Green Party leaders in Norfolk and Suffolk have called for a referendum to take place on whether new devolution proposals are introduced to the region.
Councils in the two counties, as well as Cambridgeshire and Peterborough, have until the end of this month to decide whether they want to join a new combined authorities, with an elected mayor.
But, in an open letter to the head of the group negotiating the settlement, senior Green officials say the deal must be revised.
Richard Bearman and Mark Ereira-Guyer, the party’s group leaders on Norfolk and Suffolk County Councils, say a referendum should then take place next year.
If voters backed the measures, the new structures would then come into force the year after.
They said: “The proposed agreement lacks the legitimacy of public endorsement.
“Improved democratic engagement is essential if we are to build a stronger, more inclusive civil society.
“We are demanding a revised East Anglian devolution agreement which should be put to a public referendum.”
Last week, Andy Wood, the chairman of the leaders’ group who is heading the devolution talks, presented new proposals to the government, which would see separate authorities created for Norfolk and Suffolk and Cambridgeshire and Peterborough respectively.
Authorities who signed a draft devolution deal in March are expected to decide whether to continue in the process by the end of June.
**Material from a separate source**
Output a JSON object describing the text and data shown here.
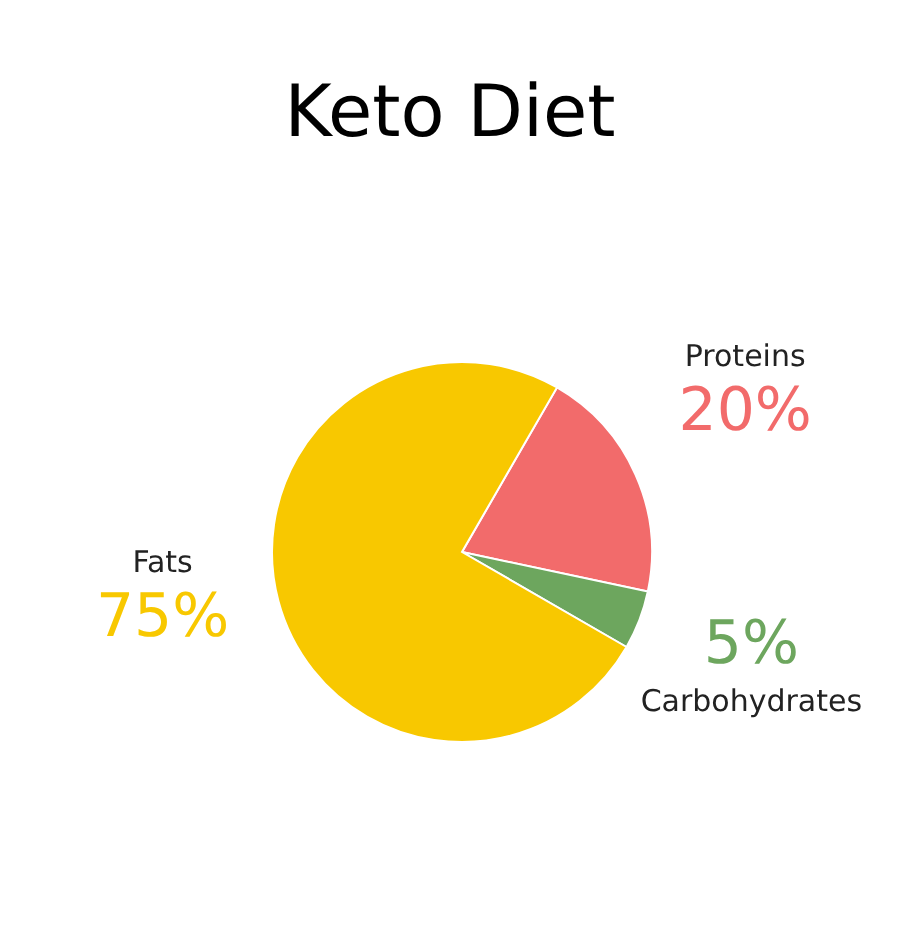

But widespread opposition remains to the proposal for elected mayors and the Greens’ letter sets out its concerns on the structure.
They said: “The proposed area is too large and the needs of its citizens too diverse for one individual to represent effectively.
“An elected mayor would add a costly, additional level of top-down hierarchy to the region, and would in the first instance be accountable to Whitehall.
“Electing a single individual for such a large area would remove local people from local decision making. It is not a true decentralisation of power and we cannot support it.”